Phillips nodded approval.
“In the meantime,” Ryan continued, “Contact the pathologist to confirm Walker’s assessment when we have it and tell him to expect to receive the body by mid-morning.” He thought a moment. “Mortuary at the hospital in Alnwick will be the closest, so tell him to get over there.”
“Will do.”
“I need you to oversee the coastguards, for now. I don’t want them involved beyond crowd management.”
Ryan didn’t have to spell it out and, in any case, Phillips was a quick study.
“Everyone’s a suspect?”
“You’re damn right.”
Phillips nodded slowly, popped a stick of gum in his mouth and offered some to Ryan. “Tide went out late last night, around what time?”
“Around eleven forty-five,” Ryan answered easily, shaking his head to the offer of gum.

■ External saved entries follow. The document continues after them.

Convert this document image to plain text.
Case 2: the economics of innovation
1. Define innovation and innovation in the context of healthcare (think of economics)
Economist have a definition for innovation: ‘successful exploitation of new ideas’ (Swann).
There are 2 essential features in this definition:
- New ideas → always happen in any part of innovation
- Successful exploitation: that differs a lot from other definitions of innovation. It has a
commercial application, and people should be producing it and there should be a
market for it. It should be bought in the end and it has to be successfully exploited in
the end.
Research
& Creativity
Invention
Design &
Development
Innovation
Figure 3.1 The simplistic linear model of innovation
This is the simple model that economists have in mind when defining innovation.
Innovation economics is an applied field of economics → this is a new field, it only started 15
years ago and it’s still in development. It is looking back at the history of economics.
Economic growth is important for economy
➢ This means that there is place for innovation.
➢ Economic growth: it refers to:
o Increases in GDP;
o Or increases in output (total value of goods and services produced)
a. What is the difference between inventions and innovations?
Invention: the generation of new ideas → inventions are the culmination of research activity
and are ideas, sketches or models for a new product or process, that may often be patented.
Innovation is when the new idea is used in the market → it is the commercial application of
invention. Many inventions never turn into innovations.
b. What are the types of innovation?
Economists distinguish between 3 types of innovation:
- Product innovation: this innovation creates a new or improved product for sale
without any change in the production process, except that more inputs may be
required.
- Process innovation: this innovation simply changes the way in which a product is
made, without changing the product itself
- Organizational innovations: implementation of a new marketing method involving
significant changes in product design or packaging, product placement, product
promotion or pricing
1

He’d already checked the times the tide had rolled in and out again.
“Five hours dead, that takes us back to around one in the morning.” Phillips looked past the walls of the Priory towards the village beyond. “At least you’ve got a pool of suspects.”
“Oh yeah,” Ryan laughed without mirth. “An entire island of them.”
“Better get started, then.”
Ryan watched his sergeant head towards the tarpaulin, square his stocky shoulders and dip inside. He felt his phone begin to vibrate and saw Gregson’s number flash. He ignored the call, figuring he could buy another thirty minutes if he was lucky.
Besides, he had another call to make and this one needed to be made in person.
CHAPTER 3
Anna Taylor watched the clouds part high in the sky over Lindisfarne. Light streamed down on the island and she smiled from the relative comfort of her racing green mini. She could have sketched the view from memory, it was so familiar, but each time it stole her breath away.
It was an uneasy homecoming.
Slim fingers tapped an irritable rhythm on the steering wheel as she drove the car along the coastal road towards the causeway, sand dunes spreading out to her right. The phone call she’d received early that morning hadn’t left her any choice but to drive up here. DCS Gregson from the Northumbria Police had contacted her through her position at the University. Apparently, he had read her latest work, Pagan Northumberland and her personal knowledge of the island was an added benefit. There had been a ritual murder and he wanted to enlist her as a civilian consultant.